Central government procurement agency

Procurement stage

Framework contract bid

Evaluation win

Awarded framework position — multi-year contract

Assets produced

  • 6 anonymized track record pages
  • Firm capability deck (10 slides)
  • Executive biographies (4 principals)

Proof format

Message architectureProof blocks

Context

Systems integrator advising on procurement modernization. Needed to position for a multi-year framework contract.

Problem

The firm had strong credentials but no coherent narrative. References were scattered across proposal documents. There was no consistent way to describe track record.

What we changed

  • Built a track record format: one-page per engagement, anonymized, structured identically
  • Wrote a firm profile covering methodology, team credentials, and relevant experience
  • Produced a capability deck aligned to the specific framework contract criteria

Outcome

Awarded position on framework contract.
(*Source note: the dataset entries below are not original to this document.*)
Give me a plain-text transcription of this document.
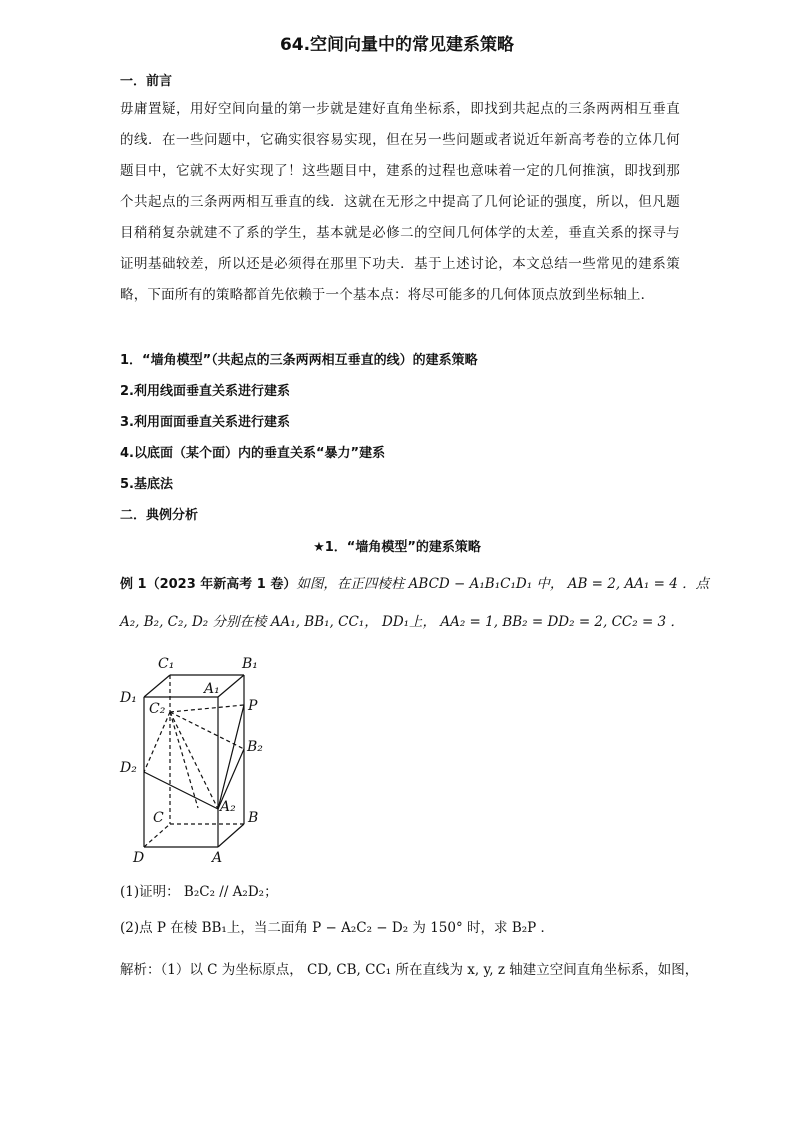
64.空间向量中的常见建系策略
一．前言
毋庸置疑，用好空间向量的第一步就是建好直角坐标系，即找到共起点的三条两两相互垂直的线．在一些问题中，它确实很容易实现，但在另一些问题或者说近年新高考卷的立体几何题目中，它就不太好实现了！这些题目中，建系的过程也意味着一定的几何推演，即找到那个共起点的三条两两相互垂直的线．这就在无形之中提高了几何论证的强度，所以，但凡题目稍稍复杂就建不了系的学生，基本就是必修二的空间几何体学的太差，垂直关系的探寻与证明基础较差，所以还是必须得在那里下功夫．基于上述讨论，本文总结一些常见的建系策略，下面所有的策略都首先依赖于一个基本点：将尽可能多的几何体顶点放到坐标轴上．
1．“墙角模型”（共起点的三条两两相互垂直的线）的建系策略
2.利用线面垂直关系进行建系
3.利用面面垂直关系进行建系
4.以底面（某个面）内的垂直关系“暴力”建系
5.基底法
二．典例分析
★1．“墙角模型”的建系策略
例 1（2023 年新高考 1 卷）如图，在正四棱柱 ABCD − A₁B₁C₁D₁ 中， AB = 2, AA₁ = 4 ．点
A₂, B₂, C₂, D₂ 分别在棱 AA₁, BB₁, CC₁， DD₁上， AA₂ = 1, BB₂ = DD₂ = 2, CC₂ = 3 ．
C₁	B₁
A₁
D₁
C₂	P
B₂
D₂
A₂
C	B
D	A
(1)证明： B₂C₂ // A₂D₂；
(2)点 P 在棱 BB₁上，当二面角 P − A₂C₂ − D₂ 为 150° 时，求 B₂P ．
解析：（1）以 C 为坐标原点， CD, CB, CC₁ 所在直线为 x, y, z 轴建立空间直角坐标系，如图，
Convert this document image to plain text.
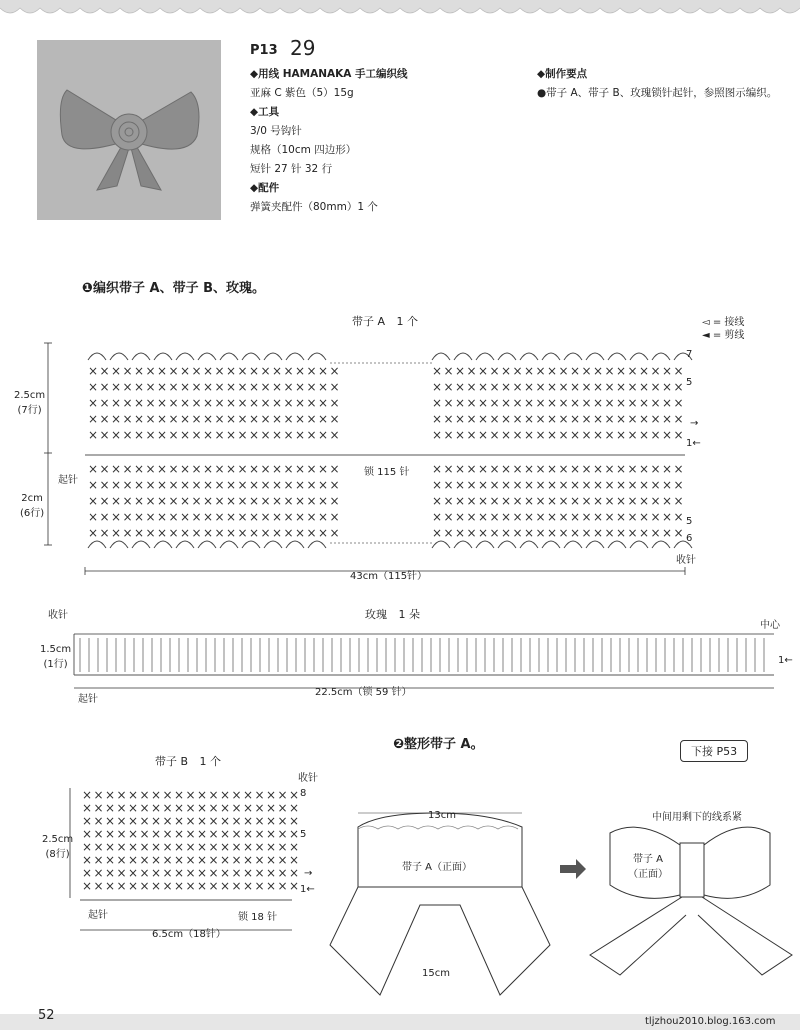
P13 29
◆用线 HAMANAKA 手工编织线
亚麻 C 紫色（5）15g
◆工具
3/0 号钩针
规格（10cm 四边形）
短针 27 针 32 行
◆配件
弹簧夹配件（80mm）1 个
◆制作要点
●带子 A、带子 B、玫瑰锁针起针，参照图示编织。
❶编织带子 A、带子 B、玫瑰。
带子 A 1 个	◅ = 接线
◄ = 剪线
× × × × × × × × × × × × × × × × × × × × × ×
× × × × × × × × × × × × × × × × × × × × × ×
× × × × × × × × × × × × × × × × × × × × × ×
× × × × × × × × × × × × × × × × × × × × × ×
× × × × × × × × × × × × × × × × × × × × × ×
× × × × × × × × × × × × × × × × × × × × × ×
× × × × × × × × × × × × × × × × × × × × × ×
× × × × × × × × × × × × × × × × × × × × × ×
× × × × × × × × × × × × × × × × × × × × × ×
× × × × × × × × × × × × × × × × × × × × × ×
× × × × × × × × × × × × × × × × × × × × × ×
× × × × × × × × × × × × × × × × × × × × × ×
× × × × × × × × × × × × × × × × × × × × × ×
× × × × × × × × × × × × × × × × × × × × × ×
× × × × × × × × × × × × × × × × × × × × × ×
× × × × × × × × × × × × × × × × × × × × × ×
× × × × × × × × × × × × × × × × × × × × × ×
× × × × × × × × × × × × × × × × × × × × × ×
× × × × × × × × × × × × × × × × × × × × × ×
× × × × × × × × × × × × × × × × × × × × × ×
2.5cm
(7行)
2cm
(6行)
起针
锁 115 针
收针
43cm（115针）
7
5
→
1←
5
6
玫瑰 1 朵
收针
中心
1.5cm
(1行)
起针
22.5cm（锁 59 针）
1←
❷整形带子 A。	下接 P53
带子 B 1 个
收针
8
5
→
1←
2.5cm
(8行)
起针	锁 18 针
6.5cm（18针）
× × × × × × × × × × × × × × × × × × ×
× × × × × × × × × × × × × × × × × × ×
× × × × × × × × × × × × × × × × × × ×
× × × × × × × × × × × × × × × × × × ×
× × × × × × × × × × × × × × × × × × ×
× × × × × × × × × × × × × × × × × × ×
× × × × × × × × × × × × × × × × × × ×
× × × × × × × × × × × × × × × × × × ×
13cm
带子 A（正面）
15cm
中间用剩下的线系紧
带子 A
（正面）
52	tljzhou2010.blog.163.com
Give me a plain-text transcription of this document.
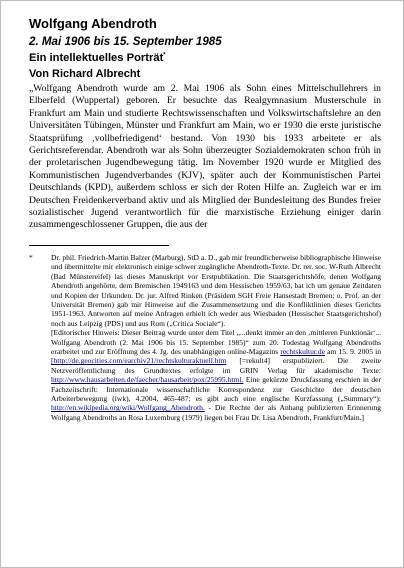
Wolfgang Abendroth

2. Mai 1906 bis 15. September 1985

Ein intellektuelles Porträt*

Von Richard Albrecht

„Wolfgang Abendroth wurde am 2. Mai 1906 als Sohn eines Mittelschullehrers in Elberfeld (Wuppertal) geboren. Er besuchte das Realgymnasium Musterschule in Frankfurt am Main und studierte Rechtswissenschaften und Volkswirtschaftslehre an den Universitäten Tübingen, Münster und Frankfurt am Main, wo er 1930 die erste juristische Staatsprüfung ‚vollbefriedigend‘ bestand. Von 1930 bis 1933 arbeitete er als Gerichtsreferendar. Abendroth war als Sohn überzeugter Sozialdemokraten schon früh in der proletarischen Jugendbewegung tätig. Im November 1920 wurde er Mitglied des Kommunistischen Jugendverbandes (KJV), später auch der Kommunistischen Partei Deutschlands (KPD), außerdem schloss er sich der Roten Hilfe an. Zugleich war er im Deutschen Freidenkerverband aktiv und als Mitglied der Bundesleitung des Bundes freier sozialistischer Jugend verantwortlich für die marxistische Erziehung einiger darin zusammengeschlossener Gruppen, die aus der

* Dr. phil. Friedrich-Martin Balzer (Marburg), StD a. D., gab mir freundlicherweise bibliographische Hinweise und übermittelte mir elektronisch einige schwer zugängliche Abendroth-Texte. Dr. rer. soc. W-Ruth Albrecht (Bad Münstereifel) las dieses Manuskript vor Erstpublikation. Die Staatsgerichtshöfe, denen Wolfgang Abendroth angehörte, dem Bremischen 1949163 und dem Hessischen 1959/63, bat ich um genaue Zeitdaten und Kopien der Urkunden. Dr. jur. Alfred Rinken (Präsident SGH Freie Hansestadt Bremen; o. Prof. an der Universität Bremen) gab mir Hinweise auf die Zusammensetzung und die Konfliktlinien dieses Gerichts 1951-1963. Antworten auf meine Anfragen erhielt ich weder aus Wiesbaden (Hessischer Staatsgerichtshof) noch aus Leipzig (PDS) und aus Rom („Critica Sociale“).
[Editorischer Hinweis: Dieser Beitrag wurde unter dem Titel „...denkt immer an den ‚mittleren Funktionär‘... Wolfgang Abendroth (2. Mai 1906 bis 15. September 1985)“ zum 20. Todestag Wolfgang Abendroths erarbeitet und zur Eröffnung des 4. Jg. des unabhängigen online-Magazins rechtskultur.de am 15. 9. 2005 in [http://de.geocities.com/earchiv21/rechtskulturaktuell.htm [=rekult4] erstpubliziert. Die zweite Netzveröffentlichung des Grundtextes erfolgte im GRIN Verlag für akademische Texte: http://www.hausarbeiten.de/faecher/hausarbeit/pox/25995.html. Eine gekürzte Druckfassung erschien in der Fachzeitschrift: Internationale wissenschaftliche Korrespondenz zur Geschichte der deutschen Arbeiterbewegung (iwk), 4.2004, 465-487; es gibt auch eine englische Kurzfassung („Summary“): http://en.wikipedia.org/wiki/Wolfgang_Abendroth. - Die Rechte der als Anhang publizierten Erinnerung Wolfgang Abendroths an Rosa Luxemburg (1979) liegen bei Frau Dr. Lisa Abendroth, Frankfurt/Main.]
Contract value not disclosed.

Why it worked

Consistent track record format gave evaluators a reliable evidence structure across all prior engagements.

CS-05Q2 2024

Sector

Dual-Use / AI & SIGINT

Buyer type

Intelligence community + commercial CTO

Procurement stage

Dual-track: RFI (defense) + pilot negotiation (commercial)

Evaluation win

Commercial pilot signed 45 days post-launch; defense RFI submitted

Assets produced

  • 9-page website (dual-track structure)
  • 2-page commercial product brief
  • 1-page defense capability statement

Proof format

Message architectureEvaluator path

Context

AI-based signal analysis company. Technology applicable in both telecom and intelligence markets. Needed a website that served both audiences without compromising either.

Problem

A single website could not serve both a commercial telecom CTO and an intelligence procurement officer. Previous site was too technical for commercial buyers and too vague for defense evaluators.

What we changed

  • Designed a dual-track site structure with distinct entry points per audience
  • Wrote separate copy tracks without replicating content
  • Built a 'product' section that described capabilities in outcome terms only — no exposed methodology

Outcome

Commercial pilot signed within 45 days of launch. Defense RFI submitted with new materials.

Why it worked

Separate audience paths eliminated the cognitive mismatch that had confused both buyer types.